D'abord, la durée de l'expérimentation est portée de 3 à 5 ans et un bilan d'étape est prévu à mi-parcours. S'ils ont maintenu la nécessité pour les communes (ou EPCI) volontaires de disposer d'un directeur ou chef de police municipale pour être éligibles, les sénateurs ont en revanche abaissé, de vingt à quinze, le nombre d'agents ou gardes champêtres nécessaires. Ils ont ajouté une obligation de formation complémentaire de ces agents et gardes champêtres (et plus les seuls directeurs ou chefs de police municipale) durant la première année de mise en œuvre de l'expérimentation.

S'agissant plus particulièrement du contenu de l'expérimentation, les sénateurs ont :

- supprimé la possibilité pour les agents de police municipale de procéder à des saisies, notamment parce qu'"aucune des administrations contactées n’a été en mesure de préciser comment et où s’effectuerait le placement sous scellé par les polices municipales" ;

- supprimé la possibilité pour les gardes champêtres de procéder eux-mêmes à des immobilisations et mises en fourrière des véhicules ;

- supprimé la possibilité pour les agents de constater la consommation de stupéfiants ainsi que la contravention relative à l’acquisition de produits du tabac manufacturé vendus à la sauvette (mais ont ajouté la possibilité de constater l’occupation illicite d’un local ou terrain appartenant à une personne publique).

Ils ont également prévu que la convention de coordination des interventions de la police municipale et des forces de sécurité de l'État soit nécessairement modifiée afin de déterminer les conditions dans lesquelles sont mises en œuvre les nouvelles compétences de police judiciaire attribuées aux polices municipales dans le cadre de l’expérimentation.
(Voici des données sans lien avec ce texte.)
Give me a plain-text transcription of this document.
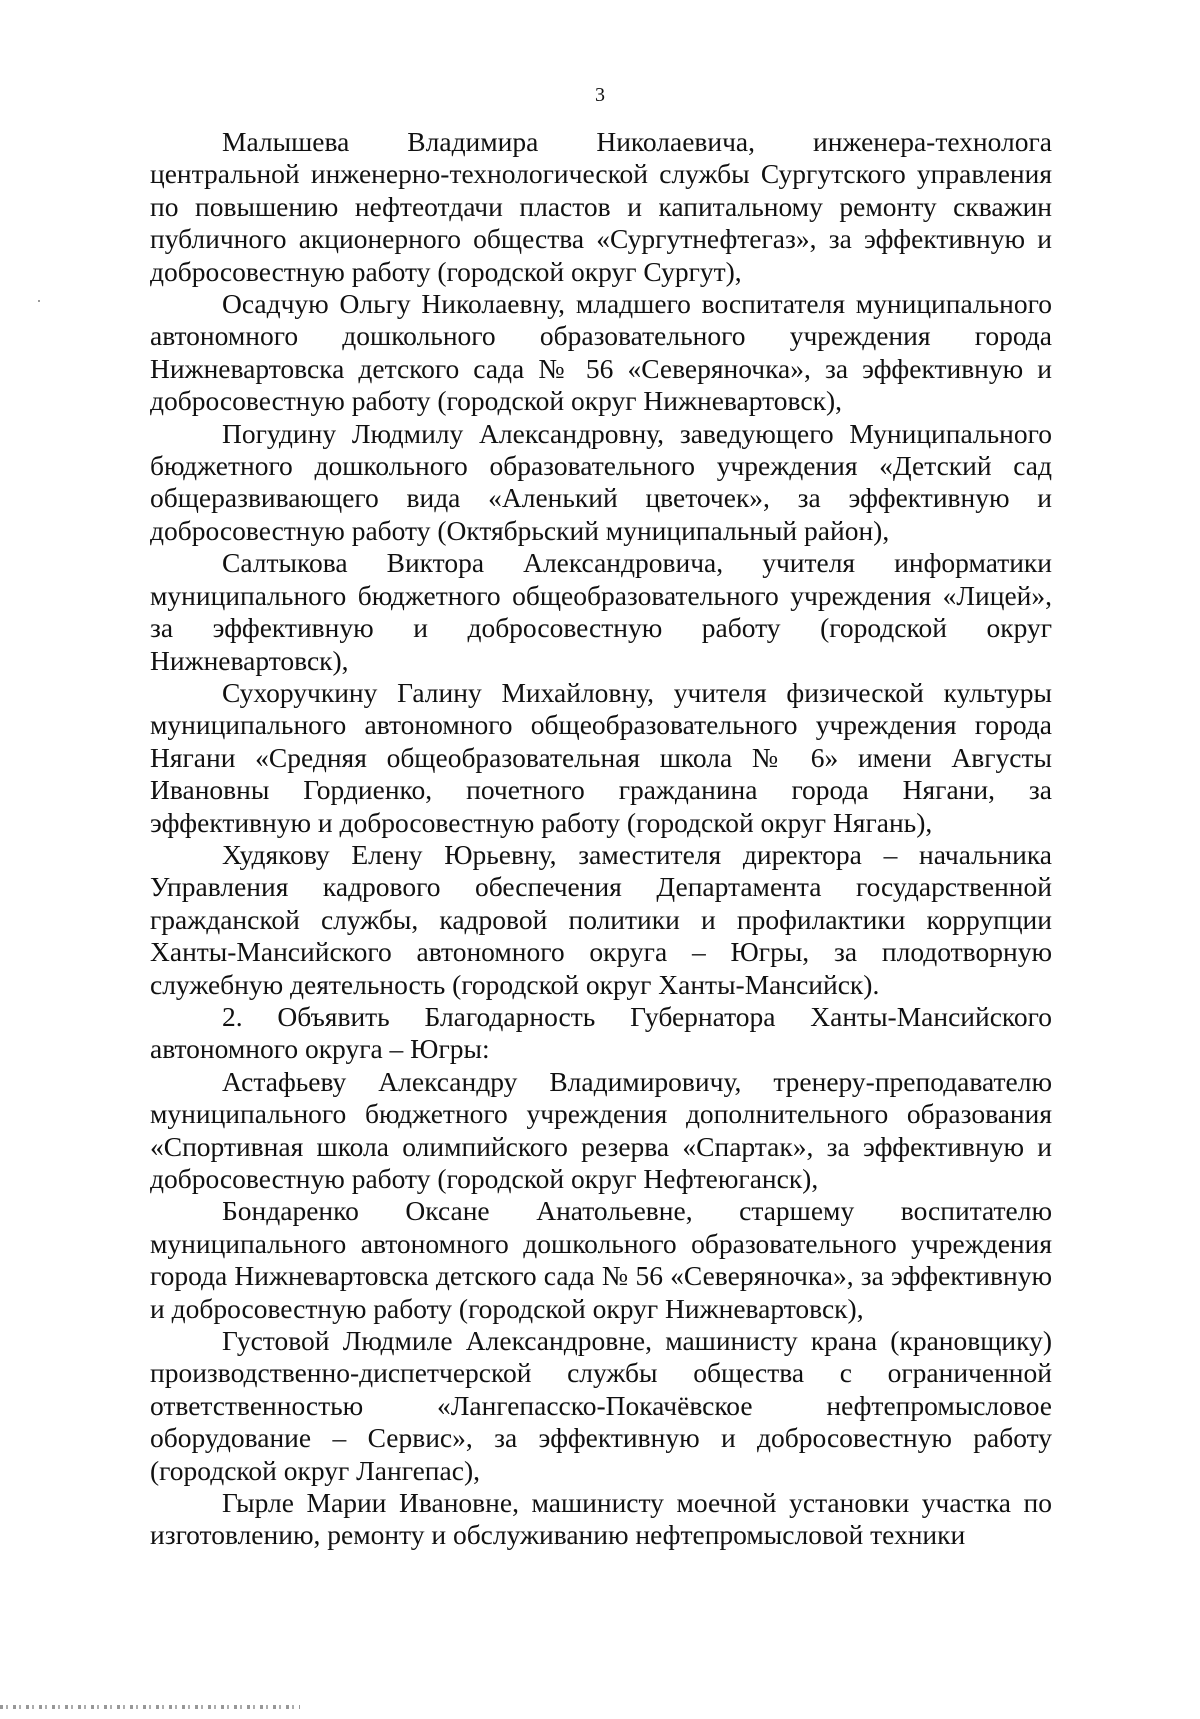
3

Малышева Владимира Николаевича, инженера-технолога центральной инженерно-технологической службы Сургутского управления по повышению нефтеотдачи пластов и капитальному ремонту скважин публичного акционерного общества «Сургутнефтегаз», за эффективную и добросовестную работу (городской округ Сургут),

Осадчую Ольгу Николаевну, младшего воспитателя муниципального автономного дошкольного образовательного учреждения города Нижневартовска детского сада № 56 «Северяночка», за эффективную и добросовестную работу (городской округ Нижневартовск),

Погудину Людмилу Александровну, заведующего Муниципального бюджетного дошкольного образовательного учреждения «Детский сад общеразвивающего вида «Аленький цветочек», за эффективную и добросовестную работу (Октябрьский муниципальный район),

Салтыкова Виктора Александровича, учителя информатики муниципального бюджетного общеобразовательного учреждения «Лицей», за эффективную и добросовестную работу (городской округ Нижневартовск),

Сухоручкину Галину Михайловну, учителя физической культуры муниципального автономного общеобразовательного учреждения города Нягани «Средняя общеобразовательная школа № 6» имени Августы Ивановны Гордиенко, почетного гражданина города Нягани, за эффективную и добросовестную работу (городской округ Нягань),

Худякову Елену Юрьевну, заместителя директора – начальника Управления кадрового обеспечения Департамента государственной гражданской службы, кадровой политики и профилактики коррупции Ханты-Мансийского автономного округа – Югры, за плодотворную служебную деятельность (городской округ Ханты-Мансийск).

2. Объявить Благодарность Губернатора Ханты-Мансийского автономного округа – Югры:

Астафьеву Александру Владимировичу, тренеру-преподавателю муниципального бюджетного учреждения дополнительного образования «Спортивная школа олимпийского резерва «Спартак», за эффективную и добросовестную работу (городской округ Нефтеюганск),

Бондаренко Оксане Анатольевне, старшему воспитателю муниципального автономного дошкольного образовательного учреждения города Нижневартовска детского сада № 56 «Северяночка», за эффективную и добросовестную работу (городской округ Нижневартовск),

Густовой Людмиле Александровне, машинисту крана (крановщику) производственно-диспетчерской службы общества с ограниченной ответственностью «Лангепасско-Покачёвское нефтепромысловое оборудование – Сервис», за эффективную и добросовестную работу (городской округ Лангепас),

Гырле Марии Ивановне, машинисту моечной установки участка по изготовлению, ремонту и обслуживанию нефтепромысловой техники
S'agissant plus particulièrement de la création d'une police municipale à Paris, "qui n'a pas posé de grosses difficultés", les sénateurs ont introduit le fait que la décision de créer et d'armer cette police relève, "comme dans toutes les communes de France, d'une délibération de la ville".

Pour répondre à une "forte demande de mutualisation des polices municipales exprimée par beaucoup de maires", les sénateurs ont par ailleurs rendu possible le maintien de la mutualisation entre plusieurs communes par le biais de convention si, à la suite du retrait d’une ou plusieurs communes de la convention, elles ne forment plus un ensemble d’un seul tenant. Ils ont également revu la rédaction du régime, introduit par l’Assemblée nationale, permettant aux communes de se regrouper dans le cadre d’un syndicat intercommunal à vocation unique (Sivu) pour recruter des agents de police municipale, en l'étendant en outre aux syndicats de communes à vocation multiple (Sivom).

Ils ont supprimé l’article 6 qui imposait notamment un engagement de l'agent de servir la commune ou l’établissement public de coopération intercommunal qui a pris en charge sa formation, "jugé excessivement rigide" et risquant "de pénaliser les communes qui peinent déjà à attirer des agents de police municipale", relevant que l'article 51 de la loi n°84-53 du 26 janvier 1984 prévoyait déjà un dispositif d'indemnisation.

Les rapporteurs ont indiqué avoir été contraints de rejeter de nombreux amendements "sur des questions qui préoccupent pourtant les maires", afin de respecter l'article 45 de la Constitution. Le texte sera examiné en séance publique au Sénat du 16 au 18 mars prochains et la commission mixte prioritaire devrait se réunir "probablement début avril", a indiqué François-Noël Buffet.